1958年に誕生したスーパーカブ。現在までに6000万台以上を売り上げ、日本を、いや世界を代表するオートバイと言っても過言ではない。そのカブだが、07年に50ccシリーズをマイナーチェンジ。環境性能の向上などを目指して、電子燃料噴射装置(PGMーFI)を搭載。一方、スーパーカブ90は08年の排ガス規制により生産終了となっていた。
そこで今回、90ccシリーズの後継機種として新たに登場したのがスーパーカブ110だ。
まずは気になる新生カブのスタイリングだが、基本は先代のイメージを継承しつつ、全体的にスマートな印象にチェンジした。とくにカブを象徴するレッグシールドの形に関しては、下の部分が細くなり見た目もだいぶスタイリッシュだ。ただし、樹脂パーツを使用している割合が多くなっているので、趣味のバイクとして見た場合には、好き嫌いが分かれるところだ。
FI搭載の新型109ccエンジンは、キックとセルの両方を装備。軽くセルを押せば、エンジンはこともなげにあっけなく始動する。
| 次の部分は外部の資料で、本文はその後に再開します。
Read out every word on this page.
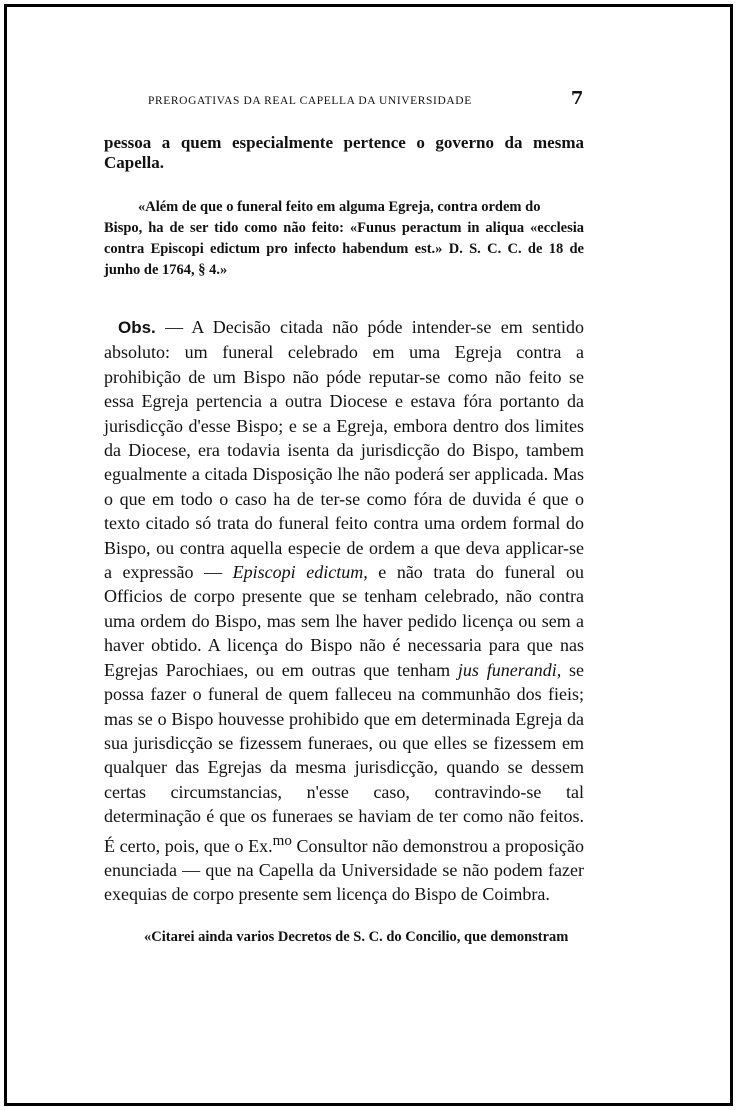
PREROGATIVAS DA REAL CAPELLA DA UNIVERSIDADE	7
pessoa a quem especialmente pertence o governo da mesma Capella.
«Além de que o funeral feito em alguma Egreja, contra ordem do
Bispo, ha de ser tido como não feito: «Funus peractum in aliqua «ecclesia contra Episcopi edictum pro infecto habendum est.» D. S. C. C. de 18 de junho de 1764, § 4.»
Obs. — A Decisão citada não póde intender-se em sentido absoluto: um funeral celebrado em uma Egreja contra a prohibição de um Bispo não póde reputar-se como não feito se essa Egreja pertencia a outra Diocese e estava fóra portanto da jurisdicção d'esse Bispo; e se a Egreja, embora dentro dos limites da Diocese, era todavia isenta da jurisdicção do Bispo, tambem egualmente a citada Disposição lhe não poderá ser applicada. Mas o que em todo o caso ha de ter-se como fóra de duvida é que o texto citado só trata do funeral feito contra uma ordem formal do Bispo, ou contra aquella especie de ordem a que deva applicar-se a expressão — Episcopi edictum, e não trata do funeral ou Officios de corpo presente que se tenham celebrado, não contra uma ordem do Bispo, mas sem lhe haver pedido licença ou sem a haver obtido. A licença do Bispo não é necessaria para que nas Egrejas Parochiaes, ou em outras que tenham jus funerandi, se possa fazer o funeral de quem falleceu na communhão dos fieis; mas se o Bispo houvesse prohibido que em determinada Egreja da sua jurisdicção se fizessem funeraes, ou que elles se fizessem em qualquer das Egrejas da mesma jurisdicção, quando se dessem certas circumstancias, n'esse caso, contravindo-se tal determinação é que os funeraes se haviam de ter como não feitos. É certo, pois, que o Ex.$^{mo}$ Consultor não demonstrou a proposição enunciada — que na Capella da Universidade se não podem fazer exequias de corpo presente sem licença do Bispo de Coimbra.
«Citarei ainda varios Decretos de S. C. do Concilio, que demonstram
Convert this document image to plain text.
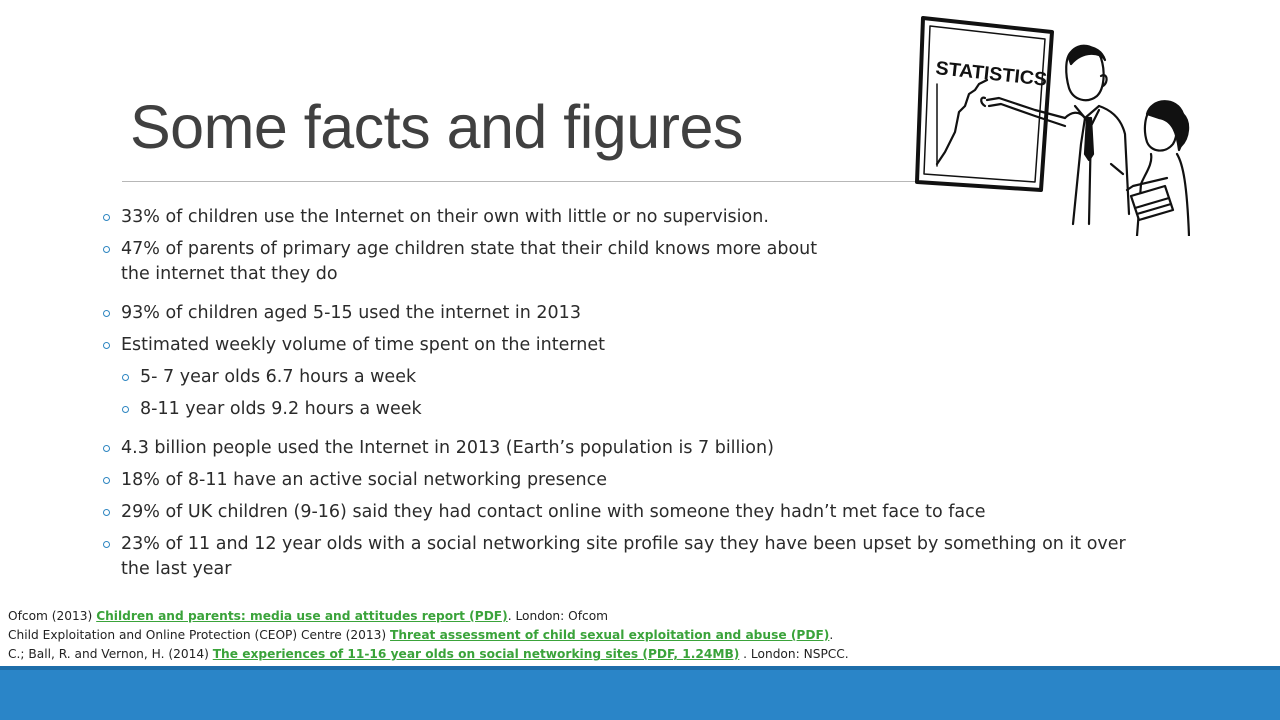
Some facts and figures
STATISTICS
33% of children use the Internet on their own with little or no supervision.
47% of parents of primary age children state that their child knows more about the internet that they do
93% of children aged 5-15 used the internet in 2013
Estimated weekly volume of time spent on the internet
5- 7 year olds 6.7 hours a week
8-11 year olds 9.2 hours a week
4.3 billion people used the Internet in 2013 (Earth’s population is 7 billion)
18% of 8-11 have an active social networking presence
29% of UK children (9-16) said they had contact online with someone they hadn’t met face to face
23% of 11 and 12 year olds with a social networking site profile say they have been upset by something on it over the last year
Ofcom (2013) Children and parents: media use and attitudes report (PDF). London: Ofcom
Child Exploitation and Online Protection (CEOP) Centre (2013) Threat assessment of child sexual exploitation and abuse (PDF).
C.; Ball, R. and Vernon, H. (2014) The experiences of 11-16 year olds on social networking sites (PDF, 1.24MB) . London: NSPCC.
さすがFIだけあって、アイドリングも安定している。
現代人の体型に合わせて、ハンドルとシート間が若干伸ばされるなど、見直されたライポジだが、身長163cmのボクが乗ってみても、格段大柄になった感じはなかった。
早速街なかに出てみると……かなり速い! 加速では一般のクルマを十分にリードできるし、街中の流れにも問題なく乗れる。今までの、ノンビリしたイメージはなりをひそめ、全体にキビキビとした感じとなった。
そして、特筆すべきは足まわり。ボトムリンクだったフロントサスがテレスコピックに変わり、リヤも若干固めになった。このおかげで、高いスピードでも安定した走りができ、カブ独特の乗り味からオートバイのそれに近づいた。
仕事の足としてはもちろん、セカンドマシンとしても魅力的な新生カブは、21世紀も多くの人に愛されることだろう。